If we consider a case where the smaller ball has non-zero mass, we can calculate its final velocity and height using the principle of conservation of mechanical energy.
The kinetic energy just after the collision is given by: KE = 1/2 * m * V2^2.
The final potential energy is given by: PE = mgh_final, where h_final is the final height reached by the smaller ball.
Again, the total mechanical energy is conserved, so we have: KE = PE.

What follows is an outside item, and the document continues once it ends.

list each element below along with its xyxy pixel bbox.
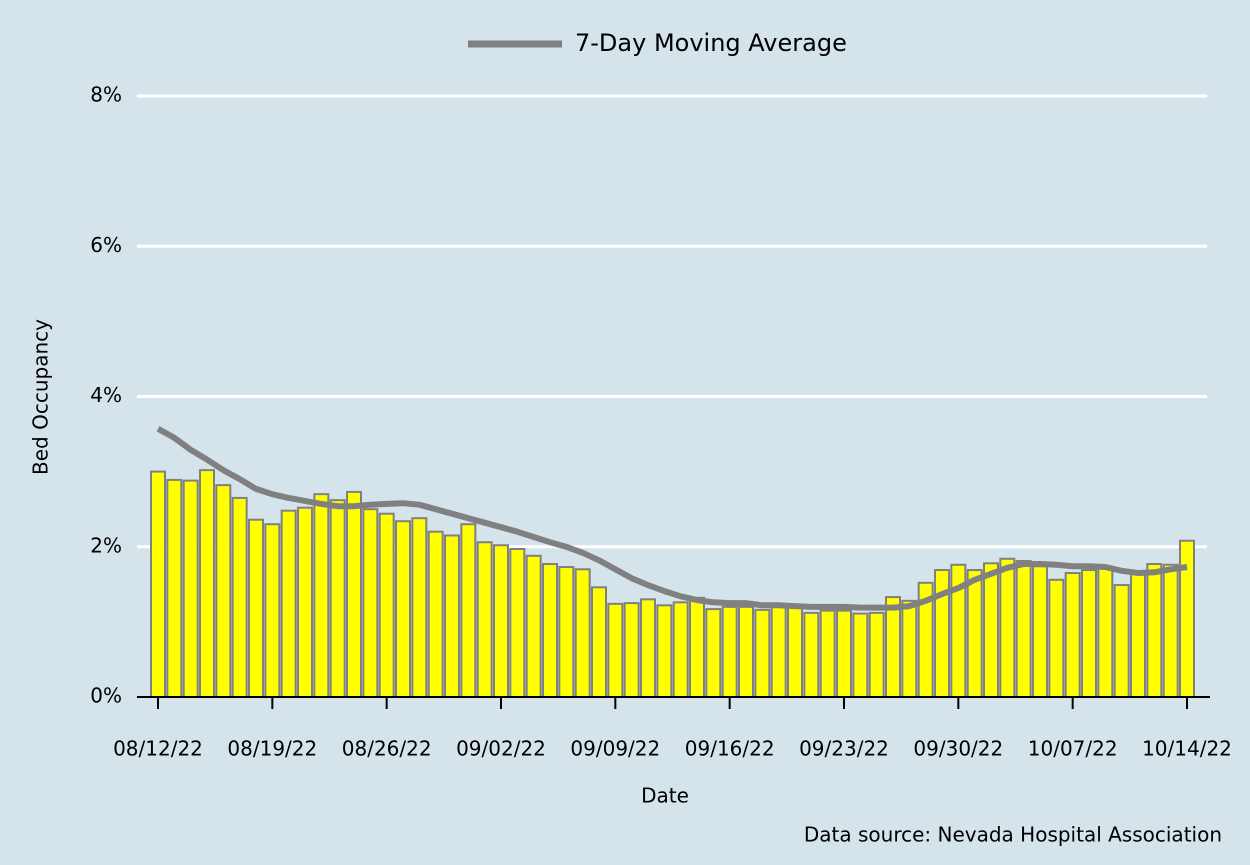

1/2 * m * V2^2 = mgh_final.
Simplifying, we get: V2^2 = 2gh_final.
Solving for h_final, we find: h_final = V2^2 / (2g).
Therefore, the height reached by the small ball after the collision is h_final = V2^2 / (2g), where V2 is the final velocity of the smaller ball just after the collision, as calculated in part (a).
Please note that the calculation in part (b) depends on the values of m and M, for a specific mass of the smaller ball.
Assume on rebound they have the following velocities:
large ball: V, in upward direction
small ball: V, in downward direction
you can calculate V from the height of the drop.
Assume conservation of momentum, and if needed, conservation of energy.
Momentum
MV-mV=M*0+mV'
V'=(M/m -1) V
Conservation of energy
MV^2 + mV^2=mV'^2
MV^2+ mV^2=m(M/m-1)^2*V^2
notice V^2 divides out.
a bit of algebra to solve for m ensues, but it is tolerable.